Como se viu na sequência da proposta de três novos impostos europeus, publicitada em Portugal por António Costa, e explicada, muito devagarinho, por Marcelo Rebelo de Sousa, a nossa extrema-esquerda não mudou a posição sobre a União Europeia (UE).

O PCP continua a propor a desgraça completa: saída do clube dos 28, brevemente 27, e do Euro. O BE, mais sofisticado, não mudou a opinião expressa por Catarina Martins há um ano, depois da Cimeira de Roma, evocativa dos 60 anos do processo de construção comum na Europa. Disse, então, a líder do BE que queria ver o país preparado para abandonar o Euro. Ou seja, os nossos radicais não reconhecem qualquer mérito na construção europeia e muito menos querem participar na resolução dos seus problemas de viabilidade.
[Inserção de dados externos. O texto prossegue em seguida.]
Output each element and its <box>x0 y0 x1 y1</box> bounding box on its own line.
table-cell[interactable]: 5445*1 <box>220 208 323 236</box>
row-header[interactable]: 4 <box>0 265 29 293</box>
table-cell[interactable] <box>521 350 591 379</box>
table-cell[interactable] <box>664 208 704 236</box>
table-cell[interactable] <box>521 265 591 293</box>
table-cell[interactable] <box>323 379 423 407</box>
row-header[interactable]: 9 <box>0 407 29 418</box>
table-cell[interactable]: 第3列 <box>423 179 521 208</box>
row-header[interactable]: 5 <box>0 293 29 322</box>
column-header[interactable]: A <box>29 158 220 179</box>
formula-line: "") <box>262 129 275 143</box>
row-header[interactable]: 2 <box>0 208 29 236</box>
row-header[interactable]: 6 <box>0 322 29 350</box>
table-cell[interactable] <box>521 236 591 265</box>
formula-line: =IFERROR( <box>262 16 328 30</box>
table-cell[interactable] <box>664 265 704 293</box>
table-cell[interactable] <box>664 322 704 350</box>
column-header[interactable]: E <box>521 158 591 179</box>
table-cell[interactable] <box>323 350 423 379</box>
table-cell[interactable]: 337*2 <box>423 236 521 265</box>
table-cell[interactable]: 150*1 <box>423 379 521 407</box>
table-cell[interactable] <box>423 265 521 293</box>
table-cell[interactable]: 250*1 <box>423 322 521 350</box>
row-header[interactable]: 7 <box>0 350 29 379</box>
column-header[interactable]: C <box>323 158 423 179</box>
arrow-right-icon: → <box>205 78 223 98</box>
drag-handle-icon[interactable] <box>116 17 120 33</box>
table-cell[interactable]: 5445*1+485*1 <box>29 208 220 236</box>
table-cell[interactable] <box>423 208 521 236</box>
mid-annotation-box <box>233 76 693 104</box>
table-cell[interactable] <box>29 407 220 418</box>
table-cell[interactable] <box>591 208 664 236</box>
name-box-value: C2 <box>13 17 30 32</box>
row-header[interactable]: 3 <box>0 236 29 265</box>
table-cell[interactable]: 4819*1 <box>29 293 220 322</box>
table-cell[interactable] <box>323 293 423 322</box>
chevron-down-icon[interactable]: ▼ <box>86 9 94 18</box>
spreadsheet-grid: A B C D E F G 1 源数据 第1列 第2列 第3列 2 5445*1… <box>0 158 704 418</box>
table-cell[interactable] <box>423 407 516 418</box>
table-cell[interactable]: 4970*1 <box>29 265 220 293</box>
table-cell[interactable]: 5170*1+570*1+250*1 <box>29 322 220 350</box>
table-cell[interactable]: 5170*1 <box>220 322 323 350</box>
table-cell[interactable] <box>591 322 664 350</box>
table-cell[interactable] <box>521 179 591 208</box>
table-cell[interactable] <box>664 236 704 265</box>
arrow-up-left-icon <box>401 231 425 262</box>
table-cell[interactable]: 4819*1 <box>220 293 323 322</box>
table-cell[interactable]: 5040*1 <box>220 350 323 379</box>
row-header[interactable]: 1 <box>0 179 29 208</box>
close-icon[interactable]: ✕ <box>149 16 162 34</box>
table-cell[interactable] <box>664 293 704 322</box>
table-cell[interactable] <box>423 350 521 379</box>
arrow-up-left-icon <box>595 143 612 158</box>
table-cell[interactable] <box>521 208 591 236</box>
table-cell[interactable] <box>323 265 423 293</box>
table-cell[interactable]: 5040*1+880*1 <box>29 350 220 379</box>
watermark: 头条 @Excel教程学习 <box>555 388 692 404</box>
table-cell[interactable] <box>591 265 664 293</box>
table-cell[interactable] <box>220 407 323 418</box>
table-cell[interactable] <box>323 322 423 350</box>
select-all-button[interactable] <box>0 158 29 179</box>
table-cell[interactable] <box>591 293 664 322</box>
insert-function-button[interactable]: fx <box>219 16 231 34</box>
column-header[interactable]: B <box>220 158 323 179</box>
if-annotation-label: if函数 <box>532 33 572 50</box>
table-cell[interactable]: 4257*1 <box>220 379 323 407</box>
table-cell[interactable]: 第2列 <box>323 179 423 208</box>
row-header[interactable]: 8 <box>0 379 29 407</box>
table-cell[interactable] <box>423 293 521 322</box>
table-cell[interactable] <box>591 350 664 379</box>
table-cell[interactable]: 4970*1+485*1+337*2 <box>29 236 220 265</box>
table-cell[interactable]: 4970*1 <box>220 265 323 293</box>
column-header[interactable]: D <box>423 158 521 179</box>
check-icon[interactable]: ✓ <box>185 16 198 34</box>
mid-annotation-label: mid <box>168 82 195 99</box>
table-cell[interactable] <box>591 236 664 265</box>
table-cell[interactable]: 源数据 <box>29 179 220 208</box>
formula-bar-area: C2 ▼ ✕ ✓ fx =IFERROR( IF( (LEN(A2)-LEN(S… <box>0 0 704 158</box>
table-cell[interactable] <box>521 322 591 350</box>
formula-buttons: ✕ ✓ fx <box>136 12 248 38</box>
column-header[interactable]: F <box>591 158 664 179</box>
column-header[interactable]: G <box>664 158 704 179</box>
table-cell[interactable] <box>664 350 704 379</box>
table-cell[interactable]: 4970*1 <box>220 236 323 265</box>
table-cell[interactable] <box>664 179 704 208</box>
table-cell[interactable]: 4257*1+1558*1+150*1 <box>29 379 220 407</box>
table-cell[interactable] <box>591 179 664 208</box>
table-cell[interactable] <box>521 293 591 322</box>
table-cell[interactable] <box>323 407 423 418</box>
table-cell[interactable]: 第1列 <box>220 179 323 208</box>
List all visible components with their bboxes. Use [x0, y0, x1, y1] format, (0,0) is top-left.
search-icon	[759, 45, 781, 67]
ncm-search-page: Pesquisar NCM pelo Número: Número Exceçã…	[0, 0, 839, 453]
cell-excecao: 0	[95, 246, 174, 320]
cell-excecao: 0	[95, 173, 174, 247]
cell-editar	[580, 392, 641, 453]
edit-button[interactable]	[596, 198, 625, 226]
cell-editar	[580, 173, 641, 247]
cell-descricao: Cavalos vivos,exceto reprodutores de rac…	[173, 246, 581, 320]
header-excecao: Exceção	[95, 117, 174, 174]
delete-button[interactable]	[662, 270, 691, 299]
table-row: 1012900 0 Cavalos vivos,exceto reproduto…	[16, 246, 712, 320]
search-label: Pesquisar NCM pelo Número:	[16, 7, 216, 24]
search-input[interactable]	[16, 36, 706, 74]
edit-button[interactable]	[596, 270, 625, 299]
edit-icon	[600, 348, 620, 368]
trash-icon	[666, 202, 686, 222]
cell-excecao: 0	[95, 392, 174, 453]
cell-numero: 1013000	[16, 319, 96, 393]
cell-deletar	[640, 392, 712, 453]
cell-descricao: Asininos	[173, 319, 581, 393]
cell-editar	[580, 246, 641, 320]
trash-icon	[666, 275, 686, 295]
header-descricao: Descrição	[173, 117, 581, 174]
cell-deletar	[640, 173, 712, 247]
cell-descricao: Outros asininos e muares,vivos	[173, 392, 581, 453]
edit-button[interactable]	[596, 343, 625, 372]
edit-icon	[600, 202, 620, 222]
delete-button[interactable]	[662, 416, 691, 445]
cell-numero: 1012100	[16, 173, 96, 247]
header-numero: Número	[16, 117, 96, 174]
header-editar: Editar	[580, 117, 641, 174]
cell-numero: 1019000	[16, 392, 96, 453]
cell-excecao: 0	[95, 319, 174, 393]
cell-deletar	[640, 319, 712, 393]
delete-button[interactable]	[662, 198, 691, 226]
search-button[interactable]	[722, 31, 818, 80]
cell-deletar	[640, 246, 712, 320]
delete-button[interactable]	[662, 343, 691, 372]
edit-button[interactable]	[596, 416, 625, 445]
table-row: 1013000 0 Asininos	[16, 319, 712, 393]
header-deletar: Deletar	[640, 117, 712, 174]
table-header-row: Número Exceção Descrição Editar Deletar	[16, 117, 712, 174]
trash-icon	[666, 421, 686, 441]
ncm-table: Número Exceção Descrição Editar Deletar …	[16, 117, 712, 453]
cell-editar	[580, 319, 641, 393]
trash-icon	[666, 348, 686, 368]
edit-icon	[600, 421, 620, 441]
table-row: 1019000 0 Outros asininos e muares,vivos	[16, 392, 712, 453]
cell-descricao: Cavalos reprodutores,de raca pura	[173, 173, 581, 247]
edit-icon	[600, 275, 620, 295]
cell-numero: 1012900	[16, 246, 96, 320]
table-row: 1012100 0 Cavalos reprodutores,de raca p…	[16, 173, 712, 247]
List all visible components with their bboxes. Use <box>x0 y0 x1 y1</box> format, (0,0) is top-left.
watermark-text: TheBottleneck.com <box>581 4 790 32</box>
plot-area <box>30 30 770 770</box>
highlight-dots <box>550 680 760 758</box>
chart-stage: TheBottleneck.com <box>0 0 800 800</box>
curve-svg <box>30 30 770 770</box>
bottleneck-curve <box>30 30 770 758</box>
Esta questão, vista daqui, é muito mais importante do que saber se os impostos defendidos sobre as plataformas digitais, empresas poluentes e transações financeiras internacionais são uma proposta de Costa ou se resultam do percurso feito por um relatório de Mário Monti (que vários países resolveram revisitar porque o Brexit vai fazer perder receitas e a defesa e segurança, juntamente com o apoio às migrações, vão fazer aumentar as despesas). É neste contexto, marcado pela posição face à UE, que vamos entrar na reta final da legislatura da ‘geringonça’.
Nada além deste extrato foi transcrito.